The aim of this blog is to discuss the terms of information security and cybersecurity. Even though these two terms are strongly related to each other, they are different. On the other hand, when we talk about cybersecurity we are at the same time talking about information security. Each of our digital identities like banking credentials, passwords of various services can only be protected by securing the cyber environment.

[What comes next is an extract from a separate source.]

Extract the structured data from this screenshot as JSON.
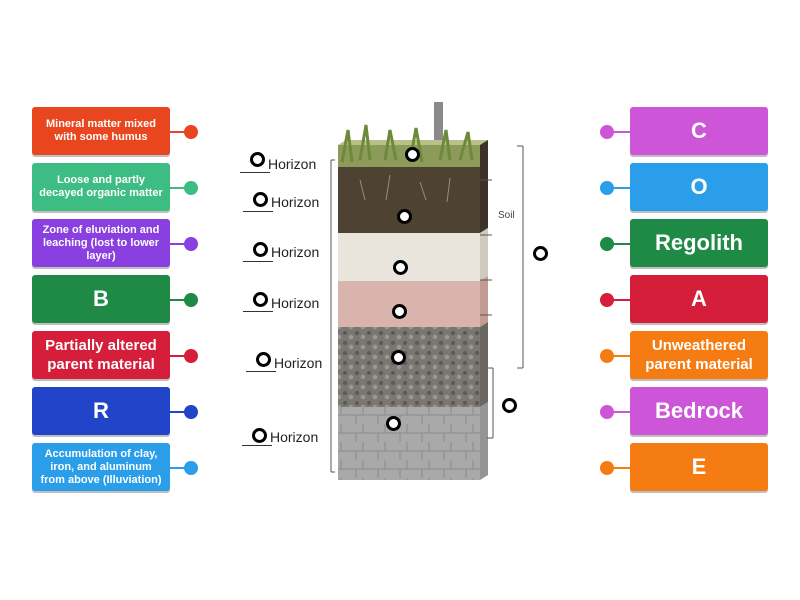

Image 1. IT- security concepts
Information security can be defined as the protection of the information which is processed in information systems. The question is how can we design and create information security policies. At that point, the CIA triad comes to help for guidance. “CIA triad” explains how to secure the information by using the concepts of confidentiality, integrity, and availability. Confidentiality is keeping the data safe from unwanted and unauthorized individuals. For example, using password and authentication systems is one particular way to provide confidentiality. “I” in the CIA triad stands for integrity. Integrity is keeping the data errorless and as it should be. Data can be changed only by a specified and intended manner by an authenticated user. It makes us sure that data is not changed or manipulated. The last concept of CIA triad is availability. It means data should be available and accessible to authenticated users when needed. There shouldn’t be a kind of denial when an authorized individual wants to access the data.
Image 2. The CIA triad
According to CISA (Cybersecurity and Information Security Agency ), cybersecurity is protecting networks, devices, and data from unauthorized access or criminal use and the practice of ensuring confidentiality, integrity, and availability of information in cyberspace. In our age, everything relies on computers and the internet now—communication (e.g., email, smartphones, tablets), entertainment (e.g., interactive video games, social media, apps ), transportation (e.g., navigation systems), shopping (e.g., online shopping, credit cards), medicine (e.g., medical equipment, medical records), and the list goes on.
Systems are protected by using appropriate hardware or software. It can be said that in today’s world it is crucial to provide cybersecurity in order to ensure the continuity of the services in different kinds of fields.